Had the correct score of zero been applied to that category, the JV’s total functionality score would have fallen to 50%, below the mandatory 60% threshold.

On the Tribunal’s reasoning, the JV’s bid should not have survived the first stage of evaluation.

The joint venture was, in Judge Fortuin’s words, “a sham”.

Shula stated in its answering affidavit that it was part of the ISF Shula JV “in name only” and that it never intended to conduct any work or otherwise participate in the project for which the tender was awarded.

ISF and Shula had formed the JV in order to increase their Construction Industry Development Board rating, which allowed them to tender for projects of higher value.

“The two companies planned to, after winning the tender, split back into individual companies and work on their respective projects,” the judge said.

This was further evidenced by a new JV agreement entered into on 9 April 2019 — after the tender was already awarded — which made explicit that for the border wall contract, Shula would attend to all the work as a subcontractor of the joint venture, with any profits or losses accruing solely to Shula’s benefit.

However, because this fourth ground of review had only been raised by the SIU in its heads of argument and not in its founding papers, Judge Fortuin made no formal finding on it, noting that “one or more of the remaining three grounds of review would amount to an unlawful contract to be reviewed and set aside” regardless.

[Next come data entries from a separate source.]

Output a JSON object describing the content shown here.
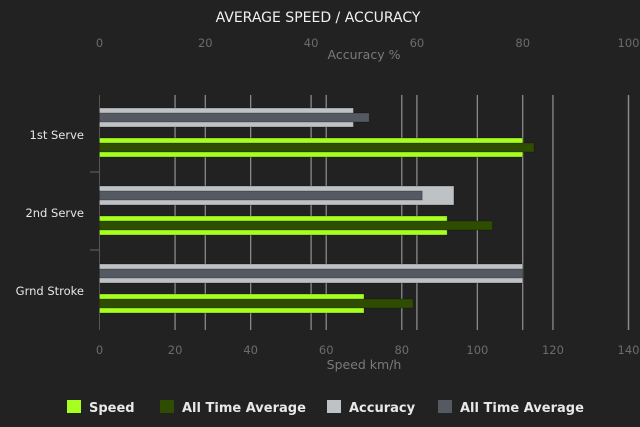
{
  "chart_data": {
    "type": "bar",
    "orientation": "horizontal",
    "title": "AVERAGE SPEED / ACCURACY",
    "categories": [
      "1st Serve",
      "2nd Serve",
      "Grnd Stroke"
    ],
    "top_axis": {
      "label": "Accuracy %",
      "range": [
        0,
        100
      ],
      "ticks": [
        0,
        20,
        40,
        60,
        80,
        100
      ]
    },
    "bottom_axis": {
      "label": "Speed km/h",
      "range": [
        0,
        140
      ],
      "ticks": [
        0,
        20,
        40,
        60,
        80,
        100,
        120,
        140
      ]
    },
    "grid": true,
    "legend_position": "bottom",
    "series": [
      {
        "name": "Speed",
        "axis": "bottom",
        "color": "#a6ff1f",
        "values": [
          112,
          92,
          70
        ]
      },
      {
        "name": "All Time Average",
        "axis": "bottom",
        "color": "#2f4d00",
        "values": [
          115,
          104,
          83
        ]
      },
      {
        "name": "Accuracy",
        "axis": "top",
        "color": "#bec2c5",
        "values": [
          48,
          67,
          80
        ]
      },
      {
        "name": "All Time Average",
        "axis": "top",
        "color": "#545962",
        "values": [
          51,
          61,
          80
        ]
      }
    ]
  }
}
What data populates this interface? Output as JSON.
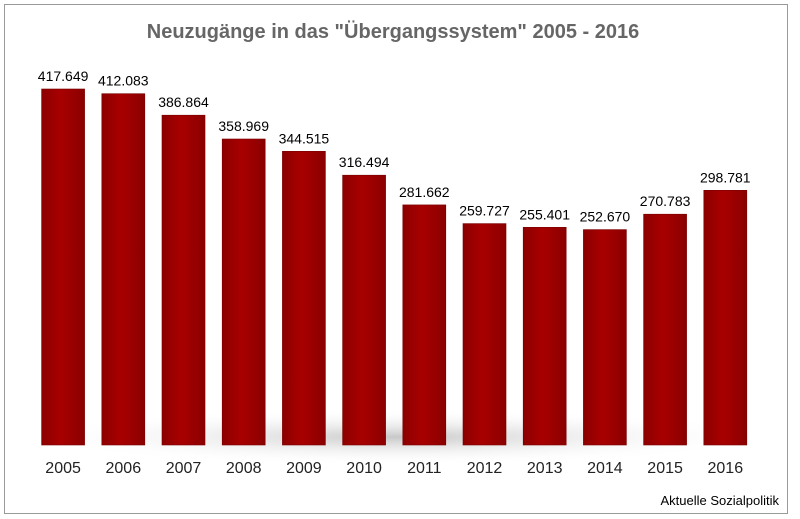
{
  "chart_data": {
    "type": "bar",
    "title": "Neuzugänge in das \"Übergangssystem\" 2005 - 2016",
    "xlabel": "",
    "ylabel": "",
    "categories": [
      "2005",
      "2006",
      "2007",
      "2008",
      "2009",
      "2010",
      "2011",
      "2012",
      "2013",
      "2014",
      "2015",
      "2016"
    ],
    "values": [
      417649,
      412083,
      386864,
      358969,
      344515,
      316494,
      281662,
      259727,
      255401,
      252670,
      270783,
      298781
    ],
    "data_labels": [
      "417.649",
      "412.083",
      "386.864",
      "358.969",
      "344.515",
      "316.494",
      "281.662",
      "259.727",
      "255.401",
      "252.670",
      "270.783",
      "298.781"
    ],
    "ylim": [
      0,
      417649
    ],
    "grid": false,
    "legend": "none",
    "colors": {
      "bar": "#a00000",
      "bar_edge": "#7a0000",
      "title": "#666666"
    }
  },
  "source": "Aktuelle Sozialpolitik"
}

The SIU had originally sought repayment of the full R84,346,497.86 paid to the JV.

The Tribunal declined to grant this primary relief, noting that approximately 74% of the work had in fact been performed.

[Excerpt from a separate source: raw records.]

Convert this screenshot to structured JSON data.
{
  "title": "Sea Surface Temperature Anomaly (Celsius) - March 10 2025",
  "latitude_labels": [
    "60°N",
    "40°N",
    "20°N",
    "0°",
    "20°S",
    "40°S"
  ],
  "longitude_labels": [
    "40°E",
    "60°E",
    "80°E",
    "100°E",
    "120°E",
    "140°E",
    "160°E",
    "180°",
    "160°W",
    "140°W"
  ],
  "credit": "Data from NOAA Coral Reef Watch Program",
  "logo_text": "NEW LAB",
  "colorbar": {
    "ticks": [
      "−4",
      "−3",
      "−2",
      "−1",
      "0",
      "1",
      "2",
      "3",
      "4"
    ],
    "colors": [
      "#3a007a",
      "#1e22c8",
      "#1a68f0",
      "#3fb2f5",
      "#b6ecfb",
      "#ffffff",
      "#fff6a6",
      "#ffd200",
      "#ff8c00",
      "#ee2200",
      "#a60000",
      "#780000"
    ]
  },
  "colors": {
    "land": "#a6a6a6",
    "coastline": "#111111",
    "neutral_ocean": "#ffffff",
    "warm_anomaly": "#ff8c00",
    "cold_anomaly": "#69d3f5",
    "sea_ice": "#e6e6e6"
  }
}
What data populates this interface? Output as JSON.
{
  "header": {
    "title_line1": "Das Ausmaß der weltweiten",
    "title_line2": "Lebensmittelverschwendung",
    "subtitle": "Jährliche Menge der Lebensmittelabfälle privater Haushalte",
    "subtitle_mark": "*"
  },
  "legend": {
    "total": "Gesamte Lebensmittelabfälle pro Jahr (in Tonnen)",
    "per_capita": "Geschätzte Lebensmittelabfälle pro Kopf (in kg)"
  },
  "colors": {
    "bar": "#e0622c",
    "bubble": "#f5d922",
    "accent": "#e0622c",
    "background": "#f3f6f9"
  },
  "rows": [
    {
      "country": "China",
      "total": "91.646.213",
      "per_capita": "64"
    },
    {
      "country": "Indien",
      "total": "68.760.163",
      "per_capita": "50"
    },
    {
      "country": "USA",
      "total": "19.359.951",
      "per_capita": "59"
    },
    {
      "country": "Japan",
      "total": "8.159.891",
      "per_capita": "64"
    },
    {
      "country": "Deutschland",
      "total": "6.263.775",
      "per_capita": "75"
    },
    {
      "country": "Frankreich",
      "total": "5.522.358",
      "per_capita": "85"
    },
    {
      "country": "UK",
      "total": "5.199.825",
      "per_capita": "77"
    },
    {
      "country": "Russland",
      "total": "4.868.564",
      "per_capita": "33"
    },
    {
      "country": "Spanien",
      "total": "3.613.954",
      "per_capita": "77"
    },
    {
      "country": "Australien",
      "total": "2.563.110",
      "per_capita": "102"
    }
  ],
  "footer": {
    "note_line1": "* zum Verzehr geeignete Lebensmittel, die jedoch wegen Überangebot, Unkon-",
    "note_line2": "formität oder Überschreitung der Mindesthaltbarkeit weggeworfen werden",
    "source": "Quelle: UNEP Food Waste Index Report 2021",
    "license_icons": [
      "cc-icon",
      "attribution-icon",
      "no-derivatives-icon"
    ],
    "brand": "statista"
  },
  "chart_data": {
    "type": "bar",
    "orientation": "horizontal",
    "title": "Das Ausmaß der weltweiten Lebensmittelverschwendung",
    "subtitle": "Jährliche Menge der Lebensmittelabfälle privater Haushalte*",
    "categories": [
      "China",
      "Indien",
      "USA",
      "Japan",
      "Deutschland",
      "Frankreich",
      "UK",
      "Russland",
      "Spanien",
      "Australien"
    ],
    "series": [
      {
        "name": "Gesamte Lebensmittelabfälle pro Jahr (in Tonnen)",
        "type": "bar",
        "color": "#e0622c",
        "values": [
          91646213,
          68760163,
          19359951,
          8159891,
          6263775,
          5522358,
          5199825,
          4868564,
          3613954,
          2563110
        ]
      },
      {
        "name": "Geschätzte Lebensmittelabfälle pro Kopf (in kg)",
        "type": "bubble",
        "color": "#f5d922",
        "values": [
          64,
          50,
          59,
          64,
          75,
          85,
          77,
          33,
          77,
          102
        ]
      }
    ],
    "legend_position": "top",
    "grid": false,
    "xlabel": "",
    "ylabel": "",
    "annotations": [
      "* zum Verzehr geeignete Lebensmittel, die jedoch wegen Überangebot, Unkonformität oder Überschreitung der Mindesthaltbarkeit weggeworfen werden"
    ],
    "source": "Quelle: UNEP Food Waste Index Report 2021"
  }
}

Instead, the Tribunal ordered the alternative relief: that ISF and Shula disgorge only the profits derived from the contract.

Said Fortuin: [I]t is necessary for this tribunal in exercising its discretion to craft a just and equitable remedy to assess the blameworthiness of the first and second respondents and whether they should be entitled to the profits from the undisputed services it rendered to 74% of the building.”

As part of the order, ISF Shula Joint Venture has been directed to repay all profits it derived from the contract to the SIU.

The Tribunal further ordered the KZN Department of Transport and its head of department must start disciplinary proceedings within 30 days against officials who served on the Bid Evaluation Committee and had not yet been disciplined for their involvement in the tender award.

“This judgment validates the SIU’s investigation and sends a clear message that fraudulent certificates, misrepresentation, and incomplete delivery will not be rewarded,” the SIU said.